I dared not to open my lips. Tarleton, with something like a sigh, went towards the cabinet in which his drugs were stored, took out his bunch of keys and applied one of them to a small steel safe on an inner shelf. I held my breath as the door swung open. He put in his hand, took out a square glass bottle of the size known to chemists as four-ounce, and held it up to the light.
The bottle appeared to be full of a gray powder. The glass stopper was covered with black sealing-wax, and he bent his head over it, minutely scrutinizing the edges of the wax, and the impression of a seal on the flat top.
“Thank Heaven!”
I echoed the ejaculation in my thoughts as he raised his head and looked round at me with a smile of unmistakable relief.

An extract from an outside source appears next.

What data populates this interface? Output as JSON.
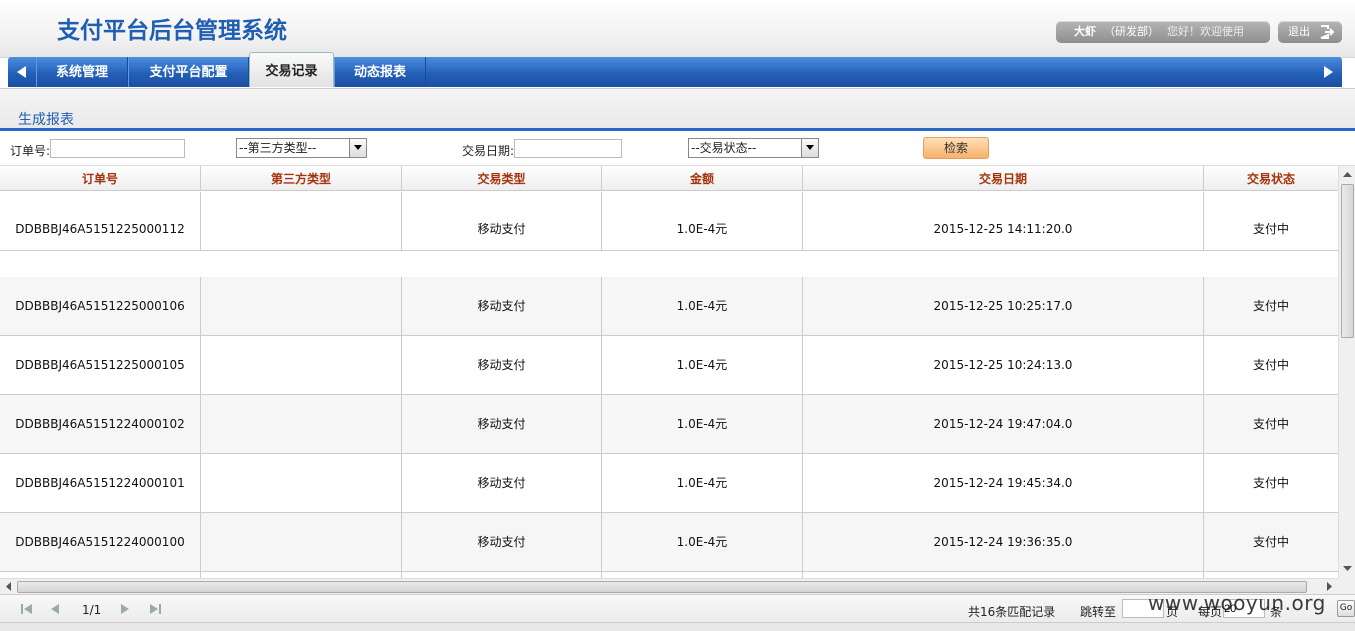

“It is exactly as I left it I sealed it with my own signet ring.” He extended his little finger for me to see. “The seal is intact. If this was the poison used, it wasn’t obtained here.”

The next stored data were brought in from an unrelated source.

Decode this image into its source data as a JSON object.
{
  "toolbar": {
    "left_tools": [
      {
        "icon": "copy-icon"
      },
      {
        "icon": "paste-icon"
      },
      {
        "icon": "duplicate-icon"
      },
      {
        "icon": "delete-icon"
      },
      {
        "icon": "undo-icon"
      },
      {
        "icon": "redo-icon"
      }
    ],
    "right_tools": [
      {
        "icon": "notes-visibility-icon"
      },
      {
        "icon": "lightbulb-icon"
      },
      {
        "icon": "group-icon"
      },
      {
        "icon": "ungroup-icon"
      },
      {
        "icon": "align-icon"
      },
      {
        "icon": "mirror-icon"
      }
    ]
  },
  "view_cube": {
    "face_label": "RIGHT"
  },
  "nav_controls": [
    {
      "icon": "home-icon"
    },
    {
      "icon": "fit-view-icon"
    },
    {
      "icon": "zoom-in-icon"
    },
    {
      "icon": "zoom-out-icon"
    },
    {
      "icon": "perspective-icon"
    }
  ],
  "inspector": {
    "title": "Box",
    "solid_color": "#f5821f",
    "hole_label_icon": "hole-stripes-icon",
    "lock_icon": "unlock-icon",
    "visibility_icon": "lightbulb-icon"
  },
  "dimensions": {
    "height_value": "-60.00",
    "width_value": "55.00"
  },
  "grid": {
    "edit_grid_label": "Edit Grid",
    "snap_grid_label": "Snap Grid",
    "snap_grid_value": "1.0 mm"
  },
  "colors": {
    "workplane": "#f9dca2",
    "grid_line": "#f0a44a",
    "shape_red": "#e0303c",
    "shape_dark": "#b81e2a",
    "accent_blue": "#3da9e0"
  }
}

I had reason to feel satisfied. I knew my chief’s generous nature well enough to feel sure that he would feel remorse for his momentary suspicion of me, and would be disposed to atone for it by shutting his eyes to whatever else might point to my being concerned in the case. In fact he now proceeded to give me a short holiday.
“I shan’t want you for the rest of the day, Cassilis, if you want to go out. I think we have done all we can till we hear further from the police. I am now going to think quietly over the problem as it stands.”

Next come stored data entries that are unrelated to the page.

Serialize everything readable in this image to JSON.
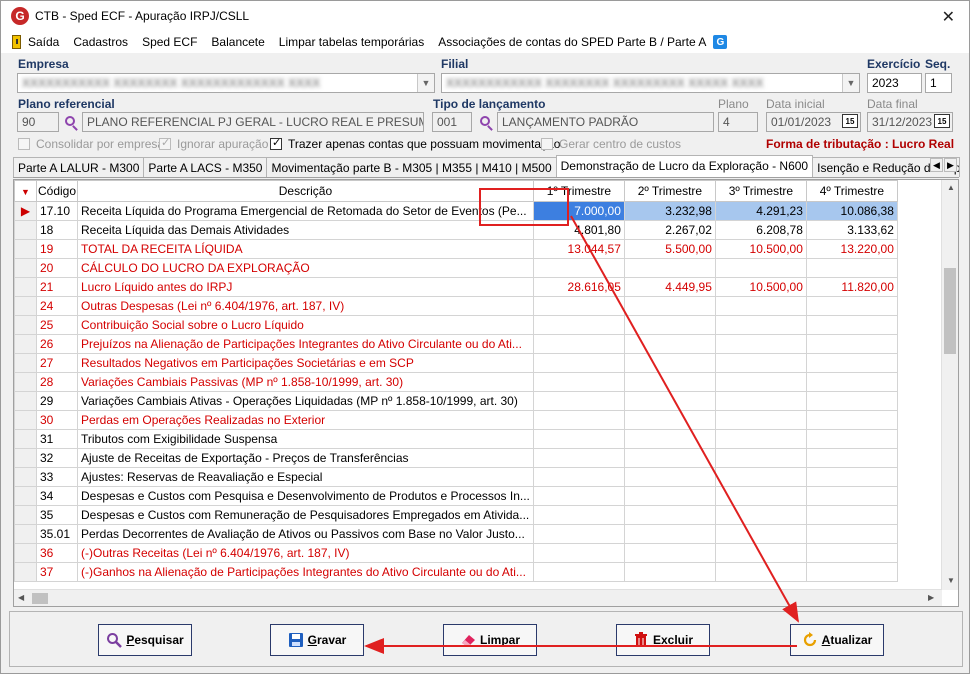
{
  "window": {
    "title": "CTB - Sped ECF - Apuração IRPJ/CSLL",
    "logo_letter": "G",
    "close_glyph": "✕"
  },
  "menu": {
    "items": [
      "Saída",
      "Cadastros",
      "Sped ECF",
      "Balancete",
      "Limpar tabelas temporárias",
      "Associações de contas do SPED Parte B / Parte A"
    ],
    "help_glyph": "G"
  },
  "form": {
    "empresa_label": "Empresa",
    "empresa_value": "XXXXXXXXXXX XXXXXXXX XXXXXXXXXXXXX XXXX",
    "filial_label": "Filial",
    "filial_value": "XXXXXXXXXXXX XXXXXXXX XXXXXXXXX XXXXX XXXX",
    "exercicio_label": "Exercício",
    "exercicio_value": "2023",
    "seq_label": "Seq.",
    "seq_value": "1",
    "plano_label": "Plano referencial",
    "plano_code": "90",
    "plano_desc": "PLANO REFERENCIAL PJ GERAL - LUCRO REAL E PRESUMIDO AN",
    "tipo_label": "Tipo de lançamento",
    "tipo_code": "001",
    "tipo_desc": "LANÇAMENTO PADRÃO",
    "plano2_label": "Plano",
    "plano2_value": "4",
    "data_inicial_label": "Data inicial",
    "data_inicial_value": "01/01/2023",
    "data_final_label": "Data final",
    "data_final_value": "31/12/2023",
    "cal_glyph": "15"
  },
  "checks": [
    {
      "label": "Consolidar por empresa",
      "state": "disabled-empty"
    },
    {
      "label": "Ignorar apuração",
      "state": "disabled-checked"
    },
    {
      "label": "Trazer apenas contas que possuam movimentação",
      "state": "checked"
    },
    {
      "label": "Gerar centro de custos",
      "state": "disabled-empty"
    }
  ],
  "forma_tributacao": "Forma de tributação : Lucro Real",
  "tabs": [
    "Parte A LALUR - M300",
    "Parte A LACS - M350",
    "Movimentação parte B - M305 | M355 | M410 | M500",
    "Demonstração de Lucro da Exploração - N600",
    "Isenção e Redução do Imposto Sobre o"
  ],
  "active_tab": 3,
  "grid": {
    "headers": [
      "Código",
      "Descrição",
      "1º Trimestre",
      "2º Trimestre",
      "3º Trimestre",
      "4º Trimestre"
    ],
    "rows": [
      {
        "code": "17.10",
        "desc": "Receita Líquida do Programa Emergencial de Retomada do Setor de Eventos (Pe...",
        "q1": "7.000,00",
        "q2": "3.232,98",
        "q3": "4.291,23",
        "q4": "10.086,38",
        "red": false,
        "selected": true
      },
      {
        "code": "18",
        "desc": "Receita Líquida das Demais Atividades",
        "q1": "4.801,80",
        "q2": "2.267,02",
        "q3": "6.208,78",
        "q4": "3.133,62",
        "red": false
      },
      {
        "code": "19",
        "desc": "TOTAL DA RECEITA LÍQUIDA",
        "q1": "13.044,57",
        "q2": "5.500,00",
        "q3": "10.500,00",
        "q4": "13.220,00",
        "red": true
      },
      {
        "code": "20",
        "desc": "CÁLCULO DO LUCRO DA EXPLORAÇÃO",
        "q1": "",
        "q2": "",
        "q3": "",
        "q4": "",
        "red": true
      },
      {
        "code": "21",
        "desc": "Lucro Líquido antes do IRPJ",
        "q1": "28.616,05",
        "q2": "4.449,95",
        "q3": "10.500,00",
        "q4": "11.820,00",
        "red": true
      },
      {
        "code": "24",
        "desc": "Outras Despesas (Lei nº 6.404/1976, art. 187, IV)",
        "q1": "",
        "q2": "",
        "q3": "",
        "q4": "",
        "red": true
      },
      {
        "code": "25",
        "desc": "Contribuição Social sobre o Lucro Líquido",
        "q1": "",
        "q2": "",
        "q3": "",
        "q4": "",
        "red": true
      },
      {
        "code": "26",
        "desc": "Prejuízos na Alienação de Participações Integrantes do Ativo Circulante ou do Ati...",
        "q1": "",
        "q2": "",
        "q3": "",
        "q4": "",
        "red": true
      },
      {
        "code": "27",
        "desc": "Resultados Negativos em Participações Societárias e em SCP",
        "q1": "",
        "q2": "",
        "q3": "",
        "q4": "",
        "red": true
      },
      {
        "code": "28",
        "desc": "Variações Cambiais Passivas (MP nº 1.858-10/1999, art. 30)",
        "q1": "",
        "q2": "",
        "q3": "",
        "q4": "",
        "red": true
      },
      {
        "code": "29",
        "desc": "Variações Cambiais Ativas - Operações Liquidadas (MP nº 1.858-10/1999, art. 30)",
        "q1": "",
        "q2": "",
        "q3": "",
        "q4": "",
        "red": false
      },
      {
        "code": "30",
        "desc": "Perdas em Operações Realizadas no Exterior",
        "q1": "",
        "q2": "",
        "q3": "",
        "q4": "",
        "red": true
      },
      {
        "code": "31",
        "desc": "Tributos com Exigibilidade Suspensa",
        "q1": "",
        "q2": "",
        "q3": "",
        "q4": "",
        "red": false
      },
      {
        "code": "32",
        "desc": "Ajuste de Receitas de Exportação - Preços de Transferências",
        "q1": "",
        "q2": "",
        "q3": "",
        "q4": "",
        "red": false
      },
      {
        "code": "33",
        "desc": "Ajustes: Reservas de Reavaliação e Especial",
        "q1": "",
        "q2": "",
        "q3": "",
        "q4": "",
        "red": false
      },
      {
        "code": "34",
        "desc": "Despesas e Custos com Pesquisa e Desenvolvimento de Produtos e Processos In...",
        "q1": "",
        "q2": "",
        "q3": "",
        "q4": "",
        "red": false
      },
      {
        "code": "35",
        "desc": "Despesas e Custos com Remuneração de Pesquisadores Empregados em Ativida...",
        "q1": "",
        "q2": "",
        "q3": "",
        "q4": "",
        "red": false
      },
      {
        "code": "35.01",
        "desc": "Perdas Decorrentes de Avaliação de Ativos ou Passivos com Base no Valor Justo...",
        "q1": "",
        "q2": "",
        "q3": "",
        "q4": "",
        "red": false
      },
      {
        "code": "36",
        "desc": "(-)Outras Receitas (Lei nº 6.404/1976, art. 187, IV)",
        "q1": "",
        "q2": "",
        "q3": "",
        "q4": "",
        "red": true
      },
      {
        "code": "37",
        "desc": "(-)Ganhos na Alienação de Participações Integrantes do Ativo Circulante ou do Ati...",
        "q1": "",
        "q2": "",
        "q3": "",
        "q4": "",
        "red": true
      }
    ]
  },
  "buttons": [
    {
      "name": "pesquisar-button",
      "first": "P",
      "rest": "esquisar",
      "icon": "search-icon"
    },
    {
      "name": "gravar-button",
      "first": "G",
      "rest": "ravar",
      "icon": "save-icon"
    },
    {
      "name": "limpar-button",
      "first": "L",
      "rest": "impar",
      "icon": "eraser-icon"
    },
    {
      "name": "excluir-button",
      "first": "E",
      "rest": "xcluir",
      "icon": "trash-icon"
    },
    {
      "name": "atualizar-button",
      "first": "A",
      "rest": "tualizar",
      "icon": "refresh-icon"
    }
  ],
  "colors": {
    "annotation": "#e02020",
    "selection": "#3d7fe0",
    "red_text": "#d40000",
    "label_blue": "#1f3864"
  }
}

I was thankful to be released. I had certain pressing business to attend to. But first of all I went to my own room and made a copy of the list of names I had been charged to send to Inspector Charles. And although the paper entrusted to me contained twelve names, the one which I posted to Scotland Yard only contained eleven.
My own business took me to a little street within a stone’s throw of Piccadilly Circus in which I had rented a room ever since I had taken up my abode with Sir Frank Tarleton. It was my private retreat in which I kept up a few friendships that I did not want my chief to know of; an asylum in which I could resume my independence for a few hours when I was tired of the regular life I was compelled to lead under my senior’s eye. I had taken the room under my Christian name of Bertrand for greater security. It was from this room that I had gone in disguise to the Domino Club, and it was here that I had dropped my disguise again, little dreaming that before twelve hours had passed it would have become a precious possession.